Цукерман не понимал, к чему клонил великан, но сказал:
– Да, это интересный взгляд на вещи, друг мой… И мне он напомнил о замечательной сцене в… Хейвуд? Хейвуд?
Цукерман отбросил клюшку.
– Хейвуд?! Хейвуд?! ХЕЙВУД!!!
За много миль от Голливуда, на севере, в Мюирском лесу, случается так, что величественная секвойя, подточенная гнилью, обрушивается на землю в грандиозном медленном падении, сотрясая твердь и поднимая клубы пыли. Когда Хейвуд Аллертон уступает наконец потоку боли, он всей своей массой валится на траву – и идеальный, ухоженный и вылизанный газон Пайнриджского загородного клуба вздымается похожей сейсмической волной.
Цукерман не жалеет денег.

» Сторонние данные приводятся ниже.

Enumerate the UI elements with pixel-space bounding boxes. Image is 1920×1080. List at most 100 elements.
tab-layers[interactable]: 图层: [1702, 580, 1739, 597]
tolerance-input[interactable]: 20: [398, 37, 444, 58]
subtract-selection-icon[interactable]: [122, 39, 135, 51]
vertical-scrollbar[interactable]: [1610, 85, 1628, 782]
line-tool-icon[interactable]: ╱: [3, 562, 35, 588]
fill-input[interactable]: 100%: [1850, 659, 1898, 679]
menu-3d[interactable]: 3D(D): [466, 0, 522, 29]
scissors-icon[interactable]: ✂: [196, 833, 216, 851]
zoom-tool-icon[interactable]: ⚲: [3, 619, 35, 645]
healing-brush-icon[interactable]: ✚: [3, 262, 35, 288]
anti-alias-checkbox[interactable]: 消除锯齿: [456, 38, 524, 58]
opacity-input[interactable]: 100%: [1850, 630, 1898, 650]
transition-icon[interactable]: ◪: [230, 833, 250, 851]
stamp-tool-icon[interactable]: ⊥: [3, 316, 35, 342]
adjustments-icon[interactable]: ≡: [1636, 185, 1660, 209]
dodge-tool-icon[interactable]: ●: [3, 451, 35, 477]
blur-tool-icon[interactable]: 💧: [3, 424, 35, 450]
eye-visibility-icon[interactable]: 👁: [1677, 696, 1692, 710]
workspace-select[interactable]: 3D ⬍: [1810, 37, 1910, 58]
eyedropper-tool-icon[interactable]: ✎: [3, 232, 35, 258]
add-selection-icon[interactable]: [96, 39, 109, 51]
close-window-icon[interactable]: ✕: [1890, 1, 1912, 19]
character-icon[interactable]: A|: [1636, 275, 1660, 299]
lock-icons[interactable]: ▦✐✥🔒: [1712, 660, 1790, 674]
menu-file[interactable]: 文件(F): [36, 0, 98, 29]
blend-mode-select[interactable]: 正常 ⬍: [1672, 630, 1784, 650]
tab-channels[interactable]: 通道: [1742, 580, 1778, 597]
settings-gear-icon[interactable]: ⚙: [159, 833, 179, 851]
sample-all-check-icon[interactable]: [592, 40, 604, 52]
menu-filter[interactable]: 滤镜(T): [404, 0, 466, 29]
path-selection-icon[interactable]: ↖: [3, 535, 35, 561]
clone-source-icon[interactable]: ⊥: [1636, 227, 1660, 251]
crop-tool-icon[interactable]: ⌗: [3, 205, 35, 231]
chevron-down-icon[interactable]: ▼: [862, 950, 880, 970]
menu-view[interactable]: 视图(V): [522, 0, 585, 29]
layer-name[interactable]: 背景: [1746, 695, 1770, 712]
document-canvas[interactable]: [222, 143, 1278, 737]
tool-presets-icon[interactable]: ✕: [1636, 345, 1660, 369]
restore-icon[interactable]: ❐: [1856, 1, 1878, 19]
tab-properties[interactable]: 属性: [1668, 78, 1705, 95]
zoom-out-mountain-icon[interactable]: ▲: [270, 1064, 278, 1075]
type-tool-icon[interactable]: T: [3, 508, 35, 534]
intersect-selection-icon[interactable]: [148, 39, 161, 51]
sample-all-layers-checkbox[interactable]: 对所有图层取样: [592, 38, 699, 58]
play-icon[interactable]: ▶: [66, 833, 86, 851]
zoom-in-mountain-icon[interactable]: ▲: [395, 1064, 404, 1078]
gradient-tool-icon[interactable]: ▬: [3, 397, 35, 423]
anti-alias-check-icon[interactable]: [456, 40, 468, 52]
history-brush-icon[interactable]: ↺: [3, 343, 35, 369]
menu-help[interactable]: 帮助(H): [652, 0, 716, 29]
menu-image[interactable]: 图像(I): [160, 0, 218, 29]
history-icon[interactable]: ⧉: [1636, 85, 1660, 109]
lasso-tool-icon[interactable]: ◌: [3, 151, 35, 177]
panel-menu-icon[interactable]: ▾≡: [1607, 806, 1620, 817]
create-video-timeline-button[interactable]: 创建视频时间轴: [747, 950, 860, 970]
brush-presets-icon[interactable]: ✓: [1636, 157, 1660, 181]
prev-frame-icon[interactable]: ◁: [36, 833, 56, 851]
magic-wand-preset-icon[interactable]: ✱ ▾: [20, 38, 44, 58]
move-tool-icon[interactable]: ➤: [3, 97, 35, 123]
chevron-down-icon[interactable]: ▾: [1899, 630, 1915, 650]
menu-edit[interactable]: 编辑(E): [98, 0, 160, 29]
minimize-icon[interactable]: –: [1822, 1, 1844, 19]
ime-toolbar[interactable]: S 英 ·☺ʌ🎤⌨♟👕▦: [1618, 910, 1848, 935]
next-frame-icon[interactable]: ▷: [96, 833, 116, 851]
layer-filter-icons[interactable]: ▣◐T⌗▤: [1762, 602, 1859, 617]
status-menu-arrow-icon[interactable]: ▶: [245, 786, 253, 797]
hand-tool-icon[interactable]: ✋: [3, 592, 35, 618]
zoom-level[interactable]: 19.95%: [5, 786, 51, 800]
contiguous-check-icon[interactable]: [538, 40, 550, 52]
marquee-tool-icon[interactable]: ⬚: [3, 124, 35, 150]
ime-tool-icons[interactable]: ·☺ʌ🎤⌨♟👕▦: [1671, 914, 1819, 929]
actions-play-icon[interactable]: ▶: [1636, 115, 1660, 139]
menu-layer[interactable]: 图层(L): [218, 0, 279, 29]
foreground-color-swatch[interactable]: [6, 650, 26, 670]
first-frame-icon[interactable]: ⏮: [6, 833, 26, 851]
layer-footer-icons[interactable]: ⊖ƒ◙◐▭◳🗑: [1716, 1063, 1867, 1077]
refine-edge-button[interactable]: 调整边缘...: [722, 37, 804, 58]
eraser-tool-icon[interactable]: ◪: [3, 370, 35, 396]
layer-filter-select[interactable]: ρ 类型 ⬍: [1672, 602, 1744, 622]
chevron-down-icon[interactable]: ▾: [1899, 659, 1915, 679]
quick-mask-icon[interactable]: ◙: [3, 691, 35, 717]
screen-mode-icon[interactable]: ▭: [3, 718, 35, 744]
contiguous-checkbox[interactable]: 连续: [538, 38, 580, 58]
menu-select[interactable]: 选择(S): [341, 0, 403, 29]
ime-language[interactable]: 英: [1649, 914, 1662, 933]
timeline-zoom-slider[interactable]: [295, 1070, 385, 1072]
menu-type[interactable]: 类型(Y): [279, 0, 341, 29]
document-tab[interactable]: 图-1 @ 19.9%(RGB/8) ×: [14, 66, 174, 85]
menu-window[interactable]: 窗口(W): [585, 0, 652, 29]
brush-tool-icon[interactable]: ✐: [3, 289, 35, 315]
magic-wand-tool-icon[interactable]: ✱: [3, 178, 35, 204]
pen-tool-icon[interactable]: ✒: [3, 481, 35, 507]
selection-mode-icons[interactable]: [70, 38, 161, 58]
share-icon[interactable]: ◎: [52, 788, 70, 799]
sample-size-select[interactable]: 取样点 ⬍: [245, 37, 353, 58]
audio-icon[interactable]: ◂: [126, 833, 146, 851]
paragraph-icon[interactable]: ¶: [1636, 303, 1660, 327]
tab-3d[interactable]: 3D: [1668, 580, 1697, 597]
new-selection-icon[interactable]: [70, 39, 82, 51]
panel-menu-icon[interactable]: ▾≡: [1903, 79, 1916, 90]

Он определяет Аллертона в лучшее учреждение, какое только можно найти, – в Онкологический центр Сэмюэла Осчина при больнице «Сидарс-Синай» на бульваре Сан-Винсенте, недалеко от роскошного особняка Цукермана в Беверли-Хиллз (кстати, когда-то им владел сам Дуглас Фэрбенкс!).

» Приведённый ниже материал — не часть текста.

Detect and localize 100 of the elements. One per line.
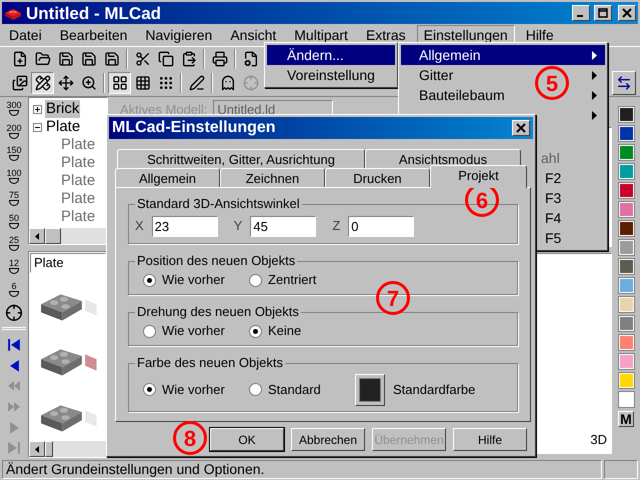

Цукерман требует немедленно заняться пациентом, все расходы оплачиваются с его счета. Врачи назначают лишившемуся сознания голиафу кучу анализов и процедур, после чего приходят к выходу, что Аллертон доживает последние часы: его иммунная система отказывает, неспособность переваривать пищу обрекает его на внутривенное питание, и администратор больницы предупреждает Цукермана, что единственный выход – это хоспис, что чудо еще, что этот великан вообще держался на ногах, и, кстати, эта осень выдалась необычно холодной, да?
У Аллертона, вдовца с просроченным членством в Гильдии киноактеров, нет страховки и как таковой семьи, если не считать двух почти забывших про него дочерей, которые живут на Среднем Западе и не смогут прилететь в Лос-Анджелес в ближайшие пару недель, поэтому Цукерман решает перевезти Аллертона в свой обширный особняк в тюдоровском стиле, чтобы устроить нечто вроде домашнего хосписа.
Пять дней спустя именно там, в элегантном салоне в дальней части дома, где сквозь витражные окна виднелись живописная рощица деревьев авокадо и глицинии, над которыми вились колибри, Цукерман понял, что нужно сделать.
– Твоя дочь, старшая, Нэнси, кажется? Она сказала, что ты не писал завещания, – говорит Цукерман умирающему.
Аллертон утопает в массивной ортопедической больничной кровати, которую несколько дней назад втащили в комнату четверо дюжих санитаров. Он подключен к аппаратуре, которая стоит дороже космического «челнока». На сером, осунувшемся лице – постоянная гримаса боли. Боль то отступает, то захлестывает – в последнее время отступает все реже, – и Цукерману самому больно на это смотреть. Аллертон балансирует на грани сознания – то бодрствует, то впадает в забытье.